- 1 What do hoof testers tell you?
- 2 How is navicular diagnosis?
- 3 Which nerve block is a reliable indicator for diagnosing navicular disease?
- 4 What is navicular disease in horses?
- 5 How do you perform a hoof test?
- 6 What is the purpose of a flexion test as a diagnostic tool?
- 7 How do you know if your horse has navicular?
- 8 What is the best treatment for navicular disease?
- 9 What does navicular look like?
- 10 What does it mean when your navicular bone hurts?
- 11 Can navicular horses go barefoot?
- 12 What does it mean to block a horse?
- 13 Can bad shoeing cause navicular?
- 14 Should you buy a horse with navicular?
- 15 Can navicular be managed?
What do hoof testers tell you?
Hoof testers are large steel pincers designed to apply focal pressure to specific areas of the hoof. The primary goal in a hoof tester examination is to test for a pain response, usually indicated by the horse as a withdrawal of the limb.
How is navicular disease diagnosed? Diagnosis is based on a combination of history, symptoms, nerve blocks and radiography. A history of intermittent low grade or recurrent lameness is suggestive of navicular disease.
A reliable diagnostic test is the palmar digital nerve block. Blocking (injecting a local anesthetic) the palmar digital nerves desensitizes the heel area of the foot; therefore, if there is heel pain (which is the case with navicular syndrome) this block partially or totally eliminates the lameness.
Navicular disease in horses is also known as Navicular syndrome. The result is the inflammation or degeneration of the navicular bone and its surrounding tissues, typically in the front feet of the horse. Pain and lameness can also occur in the deep flexor tendon, navicular bursa, or navicular ligaments (Carson).
How do you perform a hoof test?
The examination begins simply by looking at the hoof, preferably from a sufficient distance to compare all four feet at once . The size and shape, toe length, heel length, hoof pastern axis, and position of each foot relative to the each limb and to each other are assessed.
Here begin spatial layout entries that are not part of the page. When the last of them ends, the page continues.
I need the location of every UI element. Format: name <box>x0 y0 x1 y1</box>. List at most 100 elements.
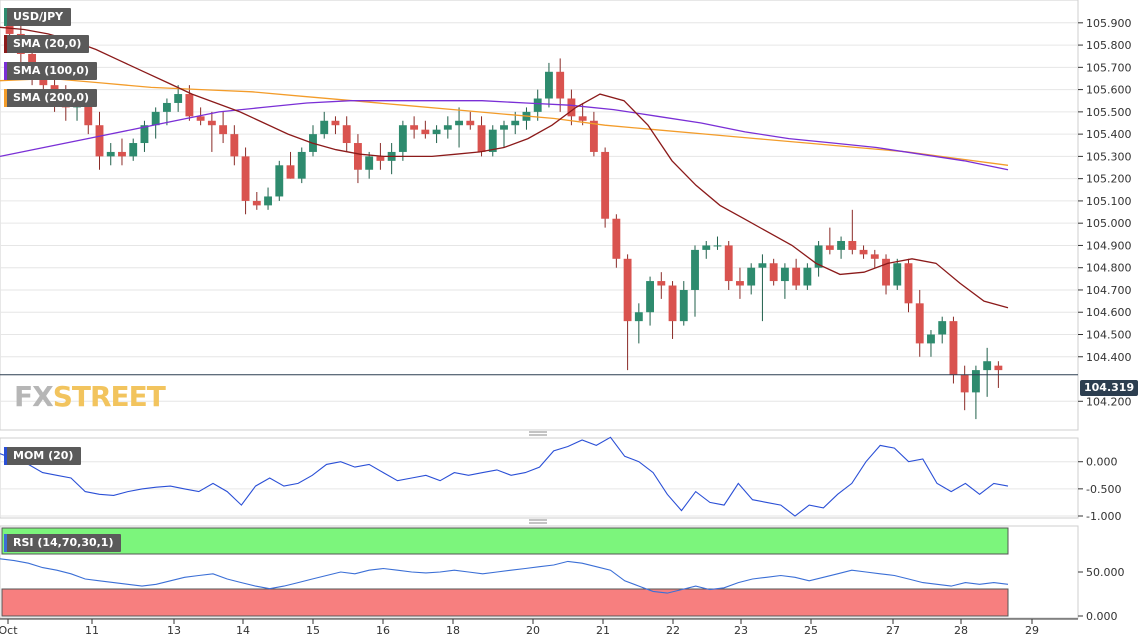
rsi-label[interactable]: RSI (14,70,30,1) <box>4 534 122 552</box>
x-axis-label: 29 <box>1025 624 1039 637</box>
sma200-swatch <box>4 89 7 107</box>
x-axis-label: 27 <box>886 624 900 637</box>
current-price-badge: 104.319 <box>1080 380 1139 396</box>
candle-body <box>196 116 205 121</box>
candle-body <box>488 129 497 152</box>
rsi-panel-resize-handle[interactable] <box>529 519 547 524</box>
instrument-swatch <box>4 8 7 26</box>
price-axis-label: 105.100 <box>1086 195 1132 208</box>
mom-axis-label: -1.000 <box>1086 510 1121 523</box>
candle-body <box>657 281 666 286</box>
rsi-swatch <box>4 534 7 552</box>
x-axis-label: 13 <box>167 624 181 637</box>
candle-body <box>567 98 576 117</box>
candle-body <box>882 258 890 286</box>
candle-body <box>679 289 688 322</box>
candle-body <box>612 218 621 259</box>
mom-label[interactable]: MOM (20) <box>4 447 82 465</box>
candle-body <box>601 151 610 219</box>
mom-text: MOM (20) <box>13 449 74 462</box>
instrument-text: USD/JPY <box>13 10 64 23</box>
candle-body <box>477 125 486 152</box>
candle-body <box>904 263 913 304</box>
candle-body <box>421 129 430 135</box>
candle-body <box>95 125 104 157</box>
rsi-line <box>0 558 1009 594</box>
mom-line <box>0 436 1009 517</box>
price-axis-label: 104.200 <box>1086 395 1132 408</box>
instrument-label[interactable]: USD/JPY <box>4 8 72 26</box>
candle-body <box>589 120 598 152</box>
candle-body <box>410 125 419 130</box>
price-axis-label: 104.900 <box>1086 239 1132 252</box>
x-axis-label: 14 <box>236 624 250 637</box>
candle-body <box>848 240 857 250</box>
candle-body <box>556 71 565 99</box>
sma100-text: SMA (100,0) <box>13 64 90 77</box>
price-panel[interactable] <box>0 0 1079 431</box>
candle-body <box>983 361 992 371</box>
rsi-axis-label: 0.000 <box>1086 610 1118 623</box>
candle-body <box>634 312 643 322</box>
sma100-label[interactable]: SMA (100,0) <box>4 62 98 80</box>
candle-body <box>118 151 126 157</box>
rsi-axis-label: 50.000 <box>1086 566 1125 579</box>
x-axis-label: 16 <box>376 624 390 637</box>
price-axis-label: 105.000 <box>1086 217 1132 230</box>
candle-body <box>533 98 542 112</box>
candle-body <box>455 120 463 126</box>
candle-body <box>466 120 475 126</box>
candle-body <box>162 102 171 112</box>
mom-panel-resize-handle[interactable] <box>529 431 547 436</box>
sma200-text: SMA (200,0) <box>13 91 90 104</box>
watermark-fx: FX <box>14 380 54 413</box>
x-axis-label: 11 <box>85 624 99 637</box>
candle-body <box>185 94 194 117</box>
candle-body <box>994 365 1003 371</box>
price-axis-label: 105.400 <box>1086 128 1132 141</box>
candle-body <box>713 245 722 247</box>
candle-body <box>432 129 441 135</box>
candle-body <box>971 370 980 393</box>
x-axis-label: Oct <box>0 624 18 637</box>
mom-panel[interactable] <box>0 437 1079 519</box>
candle-body <box>646 281 654 313</box>
candle-body <box>354 143 362 170</box>
candle-body <box>275 165 284 197</box>
candle-body <box>5 18 14 34</box>
candle-body <box>623 258 632 322</box>
candle-body <box>938 321 947 335</box>
candle-body <box>398 125 407 152</box>
x-axis-label: 25 <box>804 624 818 637</box>
price-axis-label: 104.600 <box>1086 306 1132 319</box>
sma200-label[interactable]: SMA (200,0) <box>4 89 98 107</box>
candle-body <box>747 267 756 286</box>
candle-body <box>769 263 778 282</box>
candle-body <box>140 125 149 144</box>
candle-body <box>927 334 935 344</box>
price-axis-label: 105.700 <box>1086 61 1132 74</box>
fxstreet-watermark: FXSTREET <box>14 380 166 413</box>
sma20-text: SMA (20,0) <box>13 37 82 50</box>
candle-body <box>230 134 239 157</box>
candle-body <box>893 263 902 286</box>
candle-body <box>252 200 261 206</box>
candle-body <box>264 196 272 206</box>
candle-body <box>151 111 160 126</box>
candle-body <box>241 156 250 201</box>
candle-body <box>207 120 216 126</box>
candle-body <box>297 151 306 179</box>
mom-swatch <box>4 447 7 465</box>
price-axis-label: 104.400 <box>1086 351 1132 364</box>
sma20-label[interactable]: SMA (20,0) <box>4 35 90 53</box>
price-axis-label: 105.600 <box>1086 84 1132 97</box>
x-axis-label: 21 <box>596 624 610 637</box>
candle-body <box>792 267 801 286</box>
price-axis-label: 105.300 <box>1086 150 1132 163</box>
sma200-line <box>0 77 1009 166</box>
candle-body <box>814 245 823 268</box>
x-axis-label: 22 <box>666 624 680 637</box>
watermark-street: STREET <box>52 380 166 413</box>
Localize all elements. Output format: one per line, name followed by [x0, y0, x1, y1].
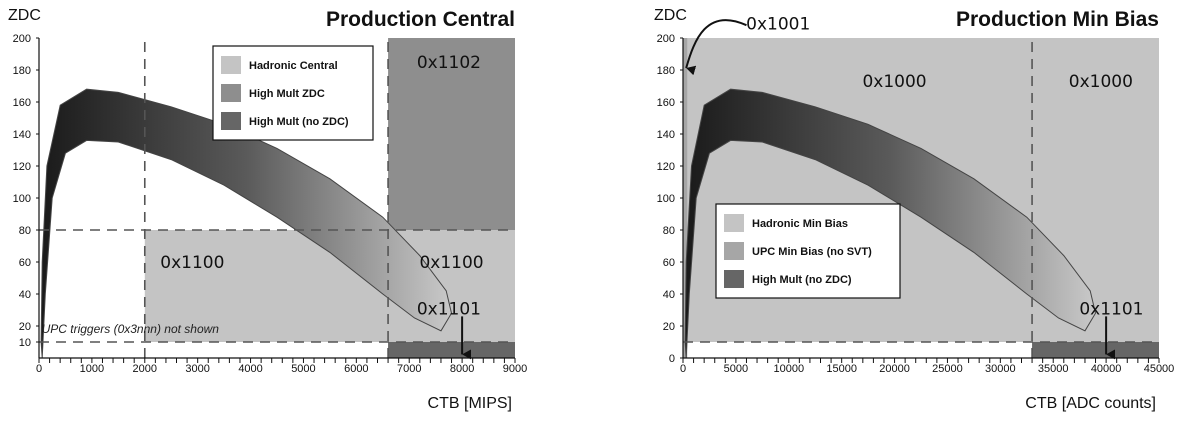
x-tick-label: 10000 [773, 363, 804, 375]
x-tick-label: 8000 [450, 363, 474, 375]
x-tick-label: 0 [680, 363, 686, 375]
y-tick-label: 160 [657, 97, 675, 109]
x-tick-label: 5000 [724, 363, 748, 375]
legend-swatch [221, 84, 241, 102]
legend-label: High Mult ZDC [249, 88, 325, 100]
annotation-note: UPC triggers (0x3nnn) not shown [42, 322, 220, 336]
trigger-region-0x1101 [388, 342, 515, 358]
x-tick-label: 15000 [826, 363, 857, 375]
region-label: 0x1000 [1069, 72, 1133, 92]
x-tick-label: 20000 [879, 363, 910, 375]
y-tick-label: 100 [13, 193, 31, 205]
event-density-band [40, 88, 453, 359]
legend: Hadronic Central High Mult ZDC High Mult (… [212, 45, 374, 141]
legend-label: Hadronic Min Bias [752, 218, 848, 230]
chart-panel-0: 0 1000 2000 3000 4000 5000 6000 7000 8000 9000 10 2… [8, 7, 527, 412]
y-tick-label: 20 [19, 321, 31, 333]
x-tick-label: 4000 [238, 363, 262, 375]
legend-swatch [724, 242, 744, 260]
x-tick-label: 35000 [1038, 363, 1069, 375]
legend-swatch [221, 56, 241, 74]
legend: Hadronic Min Bias UPC Min Bias (no SVT) Hi… [715, 203, 901, 299]
x-tick-label: 7000 [397, 363, 421, 375]
x-tick-label: 45000 [1144, 363, 1175, 375]
y-tick-label: 60 [19, 257, 31, 269]
chart-title: Production Central [326, 8, 515, 31]
y-tick-label: 20 [663, 321, 675, 333]
region-label: 0x1101 [1079, 299, 1143, 319]
y-tick-label: 60 [663, 257, 675, 269]
x-tick-label: 2000 [133, 363, 157, 375]
y-tick-label: 200 [13, 33, 31, 45]
legend-label: UPC Min Bias (no SVT) [752, 246, 872, 258]
y-tick-label: 40 [663, 289, 675, 301]
y-tick-label: 160 [13, 97, 31, 109]
trigger-region-0x1001 [683, 38, 688, 358]
trigger-region-0x1102 [388, 38, 515, 230]
x-axis-label: CTB [ADC counts] [1025, 395, 1156, 412]
x-tick-label: 6000 [344, 363, 368, 375]
region-label: 0x1101 [417, 299, 481, 319]
legend-label: High Mult (no ZDC) [752, 274, 852, 286]
y-tick-label: 10 [19, 337, 31, 349]
y-tick-label: 0 [669, 353, 675, 365]
region-label: 0x1001 [746, 15, 810, 35]
trigger-region-0x1101 [1032, 342, 1159, 358]
y-tick-label: 140 [13, 129, 31, 141]
chart-panel-1: 0 5000 10000 15000 20000 25000 30000 35000 40000… [654, 7, 1174, 412]
x-tick-label: 9000 [503, 363, 527, 375]
y-tick-label: 200 [657, 33, 675, 45]
x-axis-label: CTB [MIPS] [428, 395, 512, 412]
region-label: 0x1100 [160, 253, 224, 273]
legend-box [715, 203, 901, 299]
legend-swatch [221, 112, 241, 130]
x-tick-label: 5000 [291, 363, 315, 375]
x-tick-label: 0 [36, 363, 42, 375]
chart-title: Production Min Bias [956, 8, 1159, 31]
y-tick-label: 80 [19, 225, 31, 237]
region-label: 0x1100 [419, 253, 483, 273]
y-tick-label: 180 [13, 65, 31, 77]
legend-swatch [724, 270, 744, 288]
y-axis-label: ZDC [8, 7, 41, 24]
region-label: 0x1000 [862, 72, 926, 92]
y-tick-label: 100 [657, 193, 675, 205]
pointer-curved-arrow [685, 19, 747, 76]
y-tick-label: 40 [19, 289, 31, 301]
y-tick-label: 120 [657, 161, 675, 173]
y-tick-label: 140 [657, 129, 675, 141]
legend-label: Hadronic Central [249, 60, 338, 72]
x-tick-label: 40000 [1091, 363, 1122, 375]
y-tick-label: 120 [13, 161, 31, 173]
x-tick-label: 30000 [985, 363, 1016, 375]
x-tick-label: 3000 [185, 363, 209, 375]
region-label: 0x1102 [417, 53, 481, 73]
y-axis-label: ZDC [654, 7, 687, 24]
event-density-band [684, 88, 1097, 359]
legend-swatch [724, 214, 744, 232]
y-tick-label: 180 [657, 65, 675, 77]
y-tick-label: 80 [663, 225, 675, 237]
x-tick-label: 1000 [80, 363, 104, 375]
x-tick-label: 25000 [932, 363, 963, 375]
legend-label: High Mult (no ZDC) [249, 116, 349, 128]
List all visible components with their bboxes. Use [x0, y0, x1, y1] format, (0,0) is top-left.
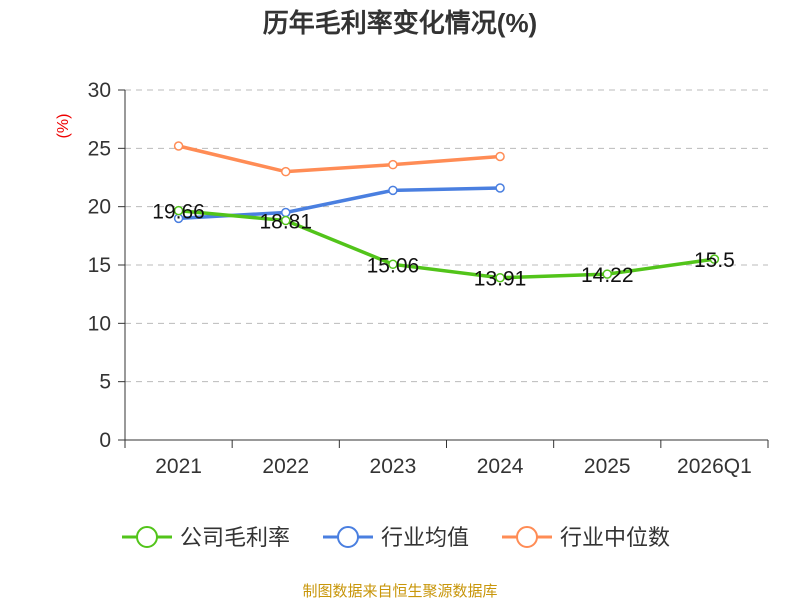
x-tick-label: 2021 — [155, 455, 202, 478]
y-tick-label: 10 — [88, 312, 111, 335]
x-tick-label: 2026Q1 — [677, 455, 752, 478]
y-tick-label: 30 — [88, 79, 111, 102]
legend-label: 行业均值 — [381, 525, 469, 550]
legend-marker — [337, 526, 359, 548]
data-point — [495, 272, 505, 283]
data-point — [388, 259, 398, 270]
legend-label: 行业中位数 — [560, 525, 670, 550]
data-label: 19.66 — [152, 201, 205, 224]
x-tick-label: 2022 — [262, 455, 309, 478]
y-tick-label: 5 — [99, 371, 111, 394]
y-tick-label: 20 — [88, 196, 111, 219]
data-point — [281, 215, 291, 226]
series-line — [178, 208, 715, 280]
x-tick-label: 2024 — [477, 455, 524, 478]
y-tick-label: 0 — [99, 429, 111, 452]
data-label: 18.81 — [259, 211, 312, 234]
data-label: 15.5 — [694, 249, 735, 272]
data-point — [709, 254, 720, 264]
legend-marker — [136, 526, 158, 548]
data-point — [602, 269, 612, 279]
chart-title: 历年毛利率变化情况(%) — [263, 8, 537, 38]
series-line — [178, 144, 501, 174]
data-point — [388, 185, 398, 196]
data-point — [495, 151, 505, 162]
data-point — [173, 205, 184, 216]
data-point — [495, 183, 505, 193]
legend-marker — [516, 526, 538, 548]
y-tick-label: 15 — [88, 254, 111, 277]
legend-label: 公司毛利率 — [180, 525, 290, 550]
data-label: 13.91 — [474, 268, 527, 291]
y-tick-label: 25 — [88, 137, 111, 160]
data-label: 14.22 — [581, 264, 634, 287]
data-point — [388, 159, 398, 170]
y-axis-label: (%) — [55, 114, 72, 139]
x-tick-label: 2023 — [370, 455, 417, 478]
data-point — [281, 166, 291, 177]
data-label: 15.06 — [367, 254, 420, 277]
source-note: 制图数据来自恒生聚源数据库 — [302, 583, 497, 600]
data-point — [173, 141, 184, 151]
x-tick-label: 2025 — [584, 455, 631, 478]
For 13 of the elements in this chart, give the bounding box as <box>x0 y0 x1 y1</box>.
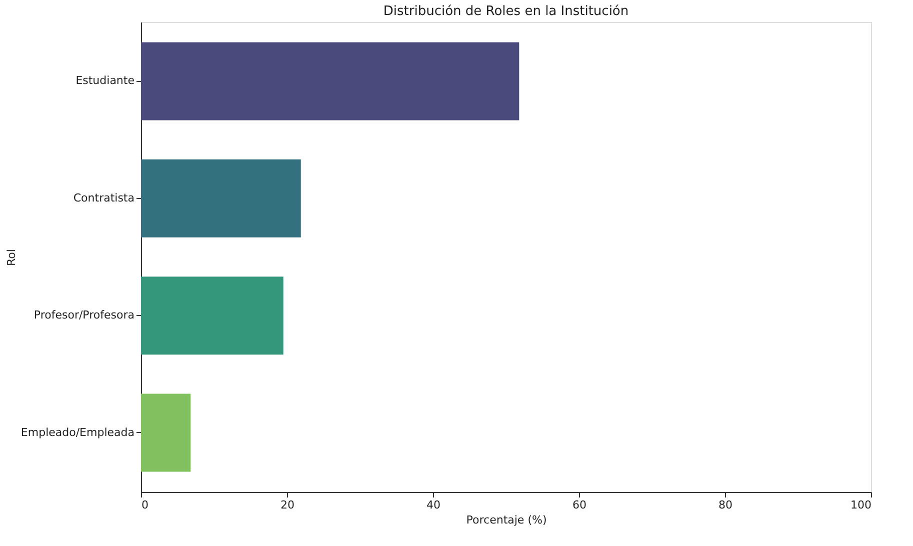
x-axis-title: Porcentaje (%) <box>466 514 547 526</box>
y-tick-label: Empleado/Empleada <box>20 426 134 439</box>
y-tick-label: Contratista <box>73 191 134 204</box>
y-tick-label: Profesor/Profesora <box>34 308 134 322</box>
y-axis-title: Rol <box>4 249 18 266</box>
x-tick-label: 100 <box>850 498 872 512</box>
y-tick-label: Estudiante <box>76 74 135 88</box>
x-tick-label: 40 <box>426 498 440 512</box>
x-tick-label: 80 <box>718 498 732 512</box>
chart-title: Distribución de Roles en la Institución <box>383 4 629 19</box>
x-tick-label: 20 <box>280 498 294 512</box>
x-tick-label: 60 <box>572 498 586 512</box>
x-tick-label: 0 <box>142 498 148 512</box>
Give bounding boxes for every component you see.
What is the purpose of a flexion test as a diagnostic tool?
The purpose of the standing flexion test is to assess sacroiliac joint dysfunction.
Clinical signs of navicular disease include a short, choppy stride with lameness that worsens when the horse is worked in a circle, as when longeing. Frequent stumbling may occur at all gaits, even the walk, or when horses are asked to step over short obstacles such as ground poles.
Nonsurgical treatment of navicular syndrome consists of rest, hoof balance and corrective trimming/shoeing, and medical therapy, including administration of systemic antiinflammatories, hemorheologic medications, and intraarticular medications.
The navicular bone has the physical shape of a small canoe, which led to the name “navicular” bone; the prefix “navicu” means “small boat” in Latin. The navicular bone is also known as the distal sesamoid bone (the commonly known sesamoid bones behind the fetlock joint are the proximal sesamoid bones).
Fracture and arthritis are common causes of pain. Less common but other important causes of Navicular pain include ligament injury, irritation of low back nerves, and Accessory Navicular syndrome.
Ideally, horses with navicular disease should never go barefoot. Shoes are not only helpful in addressing abnormalities and imbalances, they also provide protection for your horse’s sensitive feet.
What does it mean to block a horse?
Nerve blocking particular leg structures is a method veterinarians can use to help locate, or confirm, the location of pain associated with lameness. Veterinarians will inject an analgesic to numb the nerves in the area suspected to be the source of pain.
Poor hoof shape is usually inherited, although poor shoeing and trimming can contribute to these shapes. With the long toe, low heel conformation can come contracted heels (narrowing of the heel) which further compresses the navicular bone along with sheared heels adding more stress to the tendons and navicular bones.
Navicular disease is a progressive syndrome with limited chances of full recovery. Unless you’re in the business of rescuing animals, then you should always buy a healthy horse. Horses with foot issues will likely need special shoes and require more farrier care than unaffected horses.
Navicular syndrome can be managed to reduce the horse’s pain and minimize excessive stress on the deep digital flexor tendon. A layup period in a stall or small paddock can allow the painful structures to rest and recover. Therapeutic shoeing can improve the horse’s comfort by improving balance and breakover.